Pinging Search Engines with Your Sitemap Works – Here’s How

Freshness matters. It matters to searchers, therefore it matters to search engines, therefore it should matter to you. The best tool to ensure that search engines have your site’s freshest content is your sitemap. This post explains why pinging search engines with your sitemaps is important for SEO and how to optimize the process and stay fresh.

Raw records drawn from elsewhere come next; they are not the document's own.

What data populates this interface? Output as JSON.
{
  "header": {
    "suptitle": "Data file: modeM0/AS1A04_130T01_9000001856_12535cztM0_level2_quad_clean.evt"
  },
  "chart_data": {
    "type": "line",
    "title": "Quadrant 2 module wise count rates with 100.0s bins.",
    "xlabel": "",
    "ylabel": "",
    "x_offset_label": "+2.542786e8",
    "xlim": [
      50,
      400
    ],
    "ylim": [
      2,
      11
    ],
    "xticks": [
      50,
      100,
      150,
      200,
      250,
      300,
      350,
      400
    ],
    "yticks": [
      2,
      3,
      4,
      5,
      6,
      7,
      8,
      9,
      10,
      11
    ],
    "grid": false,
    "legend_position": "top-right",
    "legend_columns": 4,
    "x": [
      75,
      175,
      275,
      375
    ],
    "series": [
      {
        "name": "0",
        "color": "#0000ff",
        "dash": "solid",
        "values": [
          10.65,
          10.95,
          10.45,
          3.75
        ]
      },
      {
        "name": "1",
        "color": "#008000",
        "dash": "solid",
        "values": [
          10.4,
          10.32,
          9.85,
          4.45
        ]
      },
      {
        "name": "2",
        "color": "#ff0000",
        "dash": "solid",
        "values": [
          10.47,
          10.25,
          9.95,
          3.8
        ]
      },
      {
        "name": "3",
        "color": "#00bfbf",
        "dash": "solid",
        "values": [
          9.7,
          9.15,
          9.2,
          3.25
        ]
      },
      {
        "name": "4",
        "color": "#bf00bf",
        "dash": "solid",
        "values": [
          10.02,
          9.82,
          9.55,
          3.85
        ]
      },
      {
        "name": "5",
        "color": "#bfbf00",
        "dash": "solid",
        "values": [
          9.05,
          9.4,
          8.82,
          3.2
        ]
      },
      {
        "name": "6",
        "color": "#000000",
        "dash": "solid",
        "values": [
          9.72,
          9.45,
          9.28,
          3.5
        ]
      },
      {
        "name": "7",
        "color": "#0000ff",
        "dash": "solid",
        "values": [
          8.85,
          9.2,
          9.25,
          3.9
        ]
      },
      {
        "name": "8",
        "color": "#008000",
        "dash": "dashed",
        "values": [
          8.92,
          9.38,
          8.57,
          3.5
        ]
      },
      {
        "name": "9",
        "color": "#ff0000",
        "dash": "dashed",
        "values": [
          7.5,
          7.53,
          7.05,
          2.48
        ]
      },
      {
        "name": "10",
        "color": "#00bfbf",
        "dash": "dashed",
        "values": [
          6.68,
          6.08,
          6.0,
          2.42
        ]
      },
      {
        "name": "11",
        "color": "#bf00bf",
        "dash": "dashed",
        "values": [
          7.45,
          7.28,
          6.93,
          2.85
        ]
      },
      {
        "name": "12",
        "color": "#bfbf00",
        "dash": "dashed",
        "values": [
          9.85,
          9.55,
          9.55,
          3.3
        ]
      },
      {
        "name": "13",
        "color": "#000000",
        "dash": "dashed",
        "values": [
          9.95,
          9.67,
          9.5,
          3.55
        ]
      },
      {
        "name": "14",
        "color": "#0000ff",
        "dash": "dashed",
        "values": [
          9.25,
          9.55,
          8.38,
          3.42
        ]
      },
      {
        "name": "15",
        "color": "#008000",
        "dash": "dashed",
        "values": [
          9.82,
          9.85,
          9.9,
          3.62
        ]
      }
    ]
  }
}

Why Sitemaps? Why Ping them?

You have probably already submitted your sitemap to Google, Bing and other search engines using their webmaster consoles, if so, you’re in a good spot— rest assured that search engines know that you have a sitemap. And if you have a site that is relatively static, meaning that pages are not being updated or created often, this is probably good enough. Depending on the perceived value of your site from a search engine’s perspective, search engines are probably requesting your sitemap(s) at a minimum, close to once a day, or potentially several times a day.

If you have a site that changes frequently then pinging search engines with your sitemaps is important. It is in your, and Google’s, best interest that they have the newest and most up-to-date content in their index, available to serve in search results. Examples of this would be marketplace sites where new products or services are being listed all the time, currency exchange listing sites where pages are continuously updating, or news publishers where freshness is critical.

To ensure that Google and other search engines know when your site has new content pinging them with your recently-updated sitemap is a must.

How pinging works

It is actually very simple. If you have ever used a web browser you will probably understand.

  1. You send an HTTP GET request to a specified “ping” URL on a search engine’s server with your sitemap’s URL appended to it.
  2. When the search engine receives the request, they, in turn, send an HTTP GET request to the sitemap URL that you submitted.
  3. If your sitemap returns a 200 “OK” response, with a valid sitemap, the search engine will scan the URL’s on the sitemap and reconcile them against the URLs that they have previously discovered.
  4. The search engine may decide to crawl some, all, or none of the of URL’s listed in the sitemap.

Sitemap Notification Received

It is important to note that pinging a sitemap does not guarantee that the sitemap URL’s will be crawled. Google says, “Please note that we do not add all submitted URLs to our index, and we cannot make any predictions or guarantees about when or if they will appear.” It is pretty safe to say that all the URLs will be recognized though. That being said, crawl rate has a tendency to increase sharply after you notify search engines that they are fresh.

Crawl Logs from Googlebot

How often to ping

Google used to recommend pinging no more than once per hour in their sitemaps documentation. As of 2015, they do not suggest any rate limit. Things have changed…

At Postmates, while testing Airflow data pipelines, we pinged our sitemaps 174 times in one day. Looking at our server logs, we recognized that, every single attempt to ping the sitemaps lead to a subsequent GET request from Googlebot. This was true for each of our sitemaps— every time.

The subtle nuance though, is that, since our sitemaps did not actually change during that period – and had been cached – the server returned a 304 (Not Modified) response and did not actually send a sitemap. This happens because Googlebot sends a request with a Last-Modified header as a comparison for the freshness of the sitemap file. The value of the Last-Modified header is the same as the last time that you pinged Google. This is Google saying essentially, “as long as the sitemap file has changed since I looked last time, I’m not interested.”

Stay Fresh

The takeaway is that if you really want to keep Google’s index of your site fresh, ping Google with your sitemaps. Do it as often as you have fresh content and make sure that the content listed in the sitemap file is discernibly different than last time you pinged Google. In addition, make sure that you set the appropriate headers with the updated sitemap to ensure that Googlebot will actually receive the new sitemap.

If you are ready to start pinging search engines, here are the URLs to do it:

https://www.google.com/webmasters/sitemaps/ping?sitemap=<sitemap_url>

https://www.bing.com/ping?sitemap=<sitemap_url>

If you want to tell Google about URLs manually, you can click these links and then append the full URL of your sitemap or sitemap index files.